4.1.      Klager verblijft inmiddels niet meer in de gevangenis van de p.i. Lelystad, maar in de gevangenis van de p.i. Achterhoek. De bestreden beslissing wordt dus niet meer geëffectueerd. De beroepscommissie zal het beroep toch inhoudelijk behandelen, omdat namens klager is verzocht om hem een tegemoetkoming toe te kennen.

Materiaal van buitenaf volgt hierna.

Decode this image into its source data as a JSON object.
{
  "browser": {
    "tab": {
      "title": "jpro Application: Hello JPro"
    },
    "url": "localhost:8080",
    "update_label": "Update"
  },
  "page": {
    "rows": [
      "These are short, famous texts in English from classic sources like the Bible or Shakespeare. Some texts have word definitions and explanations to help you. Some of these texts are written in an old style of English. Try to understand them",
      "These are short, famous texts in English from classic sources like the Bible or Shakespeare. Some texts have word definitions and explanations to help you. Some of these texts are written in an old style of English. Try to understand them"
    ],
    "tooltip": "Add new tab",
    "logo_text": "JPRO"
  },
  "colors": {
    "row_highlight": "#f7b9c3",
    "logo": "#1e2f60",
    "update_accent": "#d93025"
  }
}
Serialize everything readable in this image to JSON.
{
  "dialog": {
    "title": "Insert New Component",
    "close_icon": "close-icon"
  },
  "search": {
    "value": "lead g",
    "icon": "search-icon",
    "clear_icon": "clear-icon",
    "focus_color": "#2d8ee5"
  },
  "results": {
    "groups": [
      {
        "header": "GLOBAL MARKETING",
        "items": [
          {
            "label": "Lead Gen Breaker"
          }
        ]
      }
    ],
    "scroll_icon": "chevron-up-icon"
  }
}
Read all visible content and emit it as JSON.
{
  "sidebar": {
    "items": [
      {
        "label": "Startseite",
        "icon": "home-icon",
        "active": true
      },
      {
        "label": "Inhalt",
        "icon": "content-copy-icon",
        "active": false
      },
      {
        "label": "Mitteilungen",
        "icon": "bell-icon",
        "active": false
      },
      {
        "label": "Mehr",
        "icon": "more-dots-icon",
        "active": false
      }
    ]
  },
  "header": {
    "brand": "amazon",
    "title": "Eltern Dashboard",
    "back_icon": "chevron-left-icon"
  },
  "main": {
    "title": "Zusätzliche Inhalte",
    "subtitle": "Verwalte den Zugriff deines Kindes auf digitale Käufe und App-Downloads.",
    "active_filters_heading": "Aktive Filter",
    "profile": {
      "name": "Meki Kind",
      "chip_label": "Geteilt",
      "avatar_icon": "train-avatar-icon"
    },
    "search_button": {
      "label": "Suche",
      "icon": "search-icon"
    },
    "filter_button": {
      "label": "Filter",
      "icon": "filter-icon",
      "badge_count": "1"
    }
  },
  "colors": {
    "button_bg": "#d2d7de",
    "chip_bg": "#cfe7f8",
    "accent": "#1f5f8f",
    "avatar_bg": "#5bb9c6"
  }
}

4.2.      Het beroep richt zich tegen klagers overplaatsing naar de p.i. Lelystad. Klager is het er wel mee eens dat hij uit de p.i. Ter Apel geplaatst zou worden. Hij had echter teruggeplaatst willen worden naar de p.i. Arnhem.

4.3.      Uit het selectieadvies d.d. 14 maart 2018 blijkt dat klager in de p.i. Arnhem betrokken was bij drugshandel en dat als gevolg daarvan sprake was van spanningen tussen klager en enkele medegedetineerden aldaar. Bij klagers overplaatsing was haast geboden. In de p.i. Lelystad was kennelijk direct beschikbare capaciteit. Pas daarna was er meer tijd om plaatsingen elders te onderzoeken en te realiseren. Dit is op verzoek van klager ook gebeurd. Van een onredelijke of onbillijke beslissing is dan ook geen sprake geweest. De beroepscommissie zal het beroep daarom ongegrond verklaren.

5.         De uitspraak

De beroepscommissie verklaart het beroep ongegrond.

Aldus gegeven door de beroepscommissie voornoemd, bestaande uit mr. J.W. Wabeke, voorzitter, mr. A.T. Bol en J.G.A. van den Brand, leden, in tegenwoordigheid van

P. de Vries, secretaris, op 4 oktober 2018.